Sun Ra Arkestra surf the spaceways at Lewes Con Club

Monday, April 3, 2017

It's a long way from Chicago's East Side to the well mannered bohemia of Lewes Con Club via the outer spaceways, but here are the Arkestra, resplendent in shimmering robes, swaying to the beat as their blue-lipsticked singer intones, "We're all living in a space age".

 

The Afro-Futuristic schtick might seem like an exercise in arch nostalgia in these scruffily hip environs were it not for the ferocious energy emanating from their nonagenarian director, Marshall Allen.

A diminutive figure, his splendid attire topped with a pointed hat, he looks like a sprightly hobgoblin. With one hand worrying at his horn as the other clutches convulsively at the air, he leads his cohort from a forest of hypnotic groove into a swamp of anarchic chaos and out again into a rollicking big band riff-fest. When the horns suddenly lock together into a driving unison, with Allen's trademark shrieks swirling above like a flight of demented fruit bats, it's as thrilling as anything on the contemporary scene. Plenty of Arkestra trademarks have survived the passage of more than 60 years intact; enthusiastically amateurish percussion, hoarse impassioned group chants, bravura solo statements, impromptu outbreaks of dancing and offstage invasions by the garishly clad horns.
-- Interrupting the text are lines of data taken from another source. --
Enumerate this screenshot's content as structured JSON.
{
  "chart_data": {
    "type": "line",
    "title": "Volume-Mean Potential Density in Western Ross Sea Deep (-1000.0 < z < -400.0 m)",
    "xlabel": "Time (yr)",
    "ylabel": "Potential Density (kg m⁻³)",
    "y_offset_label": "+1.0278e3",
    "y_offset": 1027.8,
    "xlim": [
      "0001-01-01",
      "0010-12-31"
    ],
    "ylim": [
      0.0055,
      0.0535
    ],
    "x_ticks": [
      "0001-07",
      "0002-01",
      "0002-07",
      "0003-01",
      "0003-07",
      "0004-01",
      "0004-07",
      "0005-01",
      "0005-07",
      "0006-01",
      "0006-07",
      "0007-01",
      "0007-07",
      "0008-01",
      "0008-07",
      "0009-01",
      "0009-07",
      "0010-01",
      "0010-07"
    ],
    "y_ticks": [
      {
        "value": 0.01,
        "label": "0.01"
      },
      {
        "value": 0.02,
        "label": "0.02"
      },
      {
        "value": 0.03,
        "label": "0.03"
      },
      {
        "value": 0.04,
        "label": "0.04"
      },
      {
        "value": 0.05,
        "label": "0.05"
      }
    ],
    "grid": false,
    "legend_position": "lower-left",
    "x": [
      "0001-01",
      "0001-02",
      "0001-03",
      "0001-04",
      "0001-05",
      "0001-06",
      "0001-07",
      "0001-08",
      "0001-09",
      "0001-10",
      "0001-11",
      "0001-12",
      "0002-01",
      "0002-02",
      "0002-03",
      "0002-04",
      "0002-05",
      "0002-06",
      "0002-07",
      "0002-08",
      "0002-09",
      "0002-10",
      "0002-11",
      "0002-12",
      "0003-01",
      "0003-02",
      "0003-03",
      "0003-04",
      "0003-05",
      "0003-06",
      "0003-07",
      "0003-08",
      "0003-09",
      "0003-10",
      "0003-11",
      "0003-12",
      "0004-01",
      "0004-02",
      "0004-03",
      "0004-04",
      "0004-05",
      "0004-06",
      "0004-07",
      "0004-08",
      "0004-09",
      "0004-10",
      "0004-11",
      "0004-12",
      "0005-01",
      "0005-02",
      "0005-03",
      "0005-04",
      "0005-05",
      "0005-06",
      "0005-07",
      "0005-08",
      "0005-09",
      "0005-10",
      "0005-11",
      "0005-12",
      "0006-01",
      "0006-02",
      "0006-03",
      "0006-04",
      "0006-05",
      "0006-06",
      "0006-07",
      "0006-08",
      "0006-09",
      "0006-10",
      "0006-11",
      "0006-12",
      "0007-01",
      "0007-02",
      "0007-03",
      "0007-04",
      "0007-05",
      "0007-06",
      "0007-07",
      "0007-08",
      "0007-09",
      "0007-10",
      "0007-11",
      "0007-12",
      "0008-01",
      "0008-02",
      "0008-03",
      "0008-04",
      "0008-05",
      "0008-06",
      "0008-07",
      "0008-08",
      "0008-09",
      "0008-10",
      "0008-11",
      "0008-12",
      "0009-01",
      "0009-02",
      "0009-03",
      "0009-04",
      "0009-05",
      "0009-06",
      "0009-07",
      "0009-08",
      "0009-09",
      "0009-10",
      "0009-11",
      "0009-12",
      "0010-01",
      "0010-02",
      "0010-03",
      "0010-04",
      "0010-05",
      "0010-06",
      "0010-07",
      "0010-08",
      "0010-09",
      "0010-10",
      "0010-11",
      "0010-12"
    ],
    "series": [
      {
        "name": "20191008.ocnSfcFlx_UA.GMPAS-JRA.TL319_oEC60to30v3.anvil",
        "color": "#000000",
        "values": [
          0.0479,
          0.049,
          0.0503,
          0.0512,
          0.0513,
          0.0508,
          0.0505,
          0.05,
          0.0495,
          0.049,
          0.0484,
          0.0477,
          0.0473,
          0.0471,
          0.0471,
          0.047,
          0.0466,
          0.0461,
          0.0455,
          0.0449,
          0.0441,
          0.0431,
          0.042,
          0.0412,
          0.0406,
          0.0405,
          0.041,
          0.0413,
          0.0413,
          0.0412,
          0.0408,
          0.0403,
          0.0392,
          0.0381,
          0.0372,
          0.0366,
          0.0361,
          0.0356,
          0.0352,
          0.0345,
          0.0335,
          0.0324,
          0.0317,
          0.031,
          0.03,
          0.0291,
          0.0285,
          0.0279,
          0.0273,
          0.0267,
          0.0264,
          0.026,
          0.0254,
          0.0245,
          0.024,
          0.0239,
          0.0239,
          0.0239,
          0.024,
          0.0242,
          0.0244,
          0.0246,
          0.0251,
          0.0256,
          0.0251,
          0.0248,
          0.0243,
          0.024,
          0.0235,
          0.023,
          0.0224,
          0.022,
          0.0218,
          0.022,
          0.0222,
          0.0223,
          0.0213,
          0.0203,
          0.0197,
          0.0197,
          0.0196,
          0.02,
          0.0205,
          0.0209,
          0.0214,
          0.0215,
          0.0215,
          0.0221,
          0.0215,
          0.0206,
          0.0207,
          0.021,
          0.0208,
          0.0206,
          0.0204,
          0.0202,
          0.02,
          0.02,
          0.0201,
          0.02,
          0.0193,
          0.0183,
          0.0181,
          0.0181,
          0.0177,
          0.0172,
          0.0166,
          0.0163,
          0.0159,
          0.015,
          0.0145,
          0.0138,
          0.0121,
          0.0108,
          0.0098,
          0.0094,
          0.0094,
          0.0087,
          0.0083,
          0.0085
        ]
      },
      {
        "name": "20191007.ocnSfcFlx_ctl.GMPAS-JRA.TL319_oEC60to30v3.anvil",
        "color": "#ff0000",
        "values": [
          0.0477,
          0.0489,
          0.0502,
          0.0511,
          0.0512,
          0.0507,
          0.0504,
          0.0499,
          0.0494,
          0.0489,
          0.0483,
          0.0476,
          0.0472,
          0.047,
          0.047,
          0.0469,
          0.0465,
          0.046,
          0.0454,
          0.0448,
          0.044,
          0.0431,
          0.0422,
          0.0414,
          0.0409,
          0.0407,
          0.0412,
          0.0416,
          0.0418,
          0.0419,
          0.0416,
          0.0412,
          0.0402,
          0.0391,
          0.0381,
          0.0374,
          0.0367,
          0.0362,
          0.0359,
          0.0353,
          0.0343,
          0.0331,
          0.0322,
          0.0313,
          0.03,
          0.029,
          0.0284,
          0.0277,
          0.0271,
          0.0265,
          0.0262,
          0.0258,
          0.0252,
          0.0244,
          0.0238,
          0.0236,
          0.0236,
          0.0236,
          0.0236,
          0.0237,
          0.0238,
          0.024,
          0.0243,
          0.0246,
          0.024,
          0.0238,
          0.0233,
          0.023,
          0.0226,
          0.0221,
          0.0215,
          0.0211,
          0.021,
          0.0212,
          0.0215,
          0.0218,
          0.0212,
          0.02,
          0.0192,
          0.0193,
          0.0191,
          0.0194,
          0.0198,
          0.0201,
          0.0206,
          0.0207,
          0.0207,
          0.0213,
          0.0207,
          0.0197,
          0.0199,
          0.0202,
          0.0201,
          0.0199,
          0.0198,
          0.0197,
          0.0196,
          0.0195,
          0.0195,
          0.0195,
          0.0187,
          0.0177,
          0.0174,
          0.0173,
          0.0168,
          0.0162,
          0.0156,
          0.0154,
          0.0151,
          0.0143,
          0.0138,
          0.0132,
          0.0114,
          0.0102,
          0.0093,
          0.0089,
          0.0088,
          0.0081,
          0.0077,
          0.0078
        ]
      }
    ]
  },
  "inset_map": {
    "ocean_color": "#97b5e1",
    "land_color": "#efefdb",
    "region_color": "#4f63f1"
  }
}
Allen's leadership has maintained both the avante-garde explorations that characterised Sun Ra's original impulse, and the good old-fashioned sense of popular swing-era entertainment that nurtured his roots.

It's like being taken on a journey through the byways of black music history, delivered with equal measures of passion and good humour. Allen's alto tone is capable of surprising sweetness, like a feral Johnny Hodges, and there's great display of the timeless jazz verities from the band before the final inclusive singalong. The Arkestra is like a peripheral planet, eternally orbiting the horizon, yet remaining at the heart of what jazz is all about.